There are lots of advanced possibilities but it's easy to get started.

Most importantly, the language remains readable and transparent, and you never have to declare explicit ordering relationships or write code in a particular programming language.

Extend Ansible: Modules, Plugins and API

If you want to write your own extensions, Ansible modules can be written in any language that can return JSON. For example, Ruby, Python, bash, etc.

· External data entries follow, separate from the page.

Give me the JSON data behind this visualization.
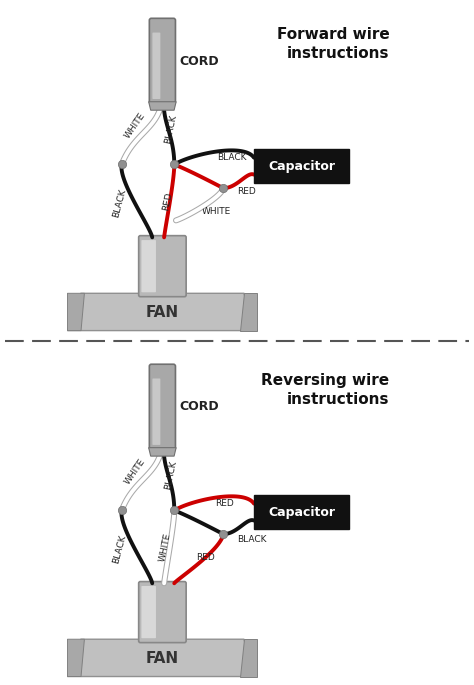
{
  "bg_color": "#ffffff",
  "title_forward": "Forward wire\ninstructions",
  "title_reverse": "Reversing wire\ninstructions",
  "capacitor_label": "Capacitor",
  "fan_label": "FAN",
  "cord_label": "CORD",
  "wire_lw": 2.8,
  "junction_size": 5,
  "cord_color": "#a8a8a8",
  "motor_color": "#b8b8b8",
  "fan_color": "#c0c0c0",
  "black_wire": "#111111",
  "red_wire": "#cc0000",
  "white_wire_outline": "#aaaaaa",
  "label_fontsize": 6.5,
  "title_fontsize": 11
}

Inventory can also plug into any data-source by writing a program that speaks to that data-source and returns JSON. There are also various Python APIs for:

  • Extending Ansible connection types (SSH is not the only transport possible)
  • Extending Ansible call-backs (how Ansible logs, etc)
  • Adding server-side behaviors.

Create a Credential in Ansible AWX

  1. Login as an Administrator to the AWX Portal
  2. Navigate to Resources > Credentials and click on the Add button.
  3. Set the Name for the Credential profile. For example Centrify Vault.
  4. Set the Credential type to Centrify Vault Credential Provider Lookup.
  5. Enter your Centrify tenant URL. For example https://abc1234.my.centrify.net
  6. Enter the name of the Centrify Service User created earlier, For example ansible@mycompany.com where mycompany.com is the login suffix of the Service User.
  7. Enter the password of the Centrify Service User created earlier.
  8. Click on the Test button to validate the Credential profile.
  9. The test will prompt you for the following:
    1. Account name for the credential checkout from the Vault.
    2. Name of the system this account is registered on. For example, root on server1234.
  10. Save the Credential Profile after the test is complete.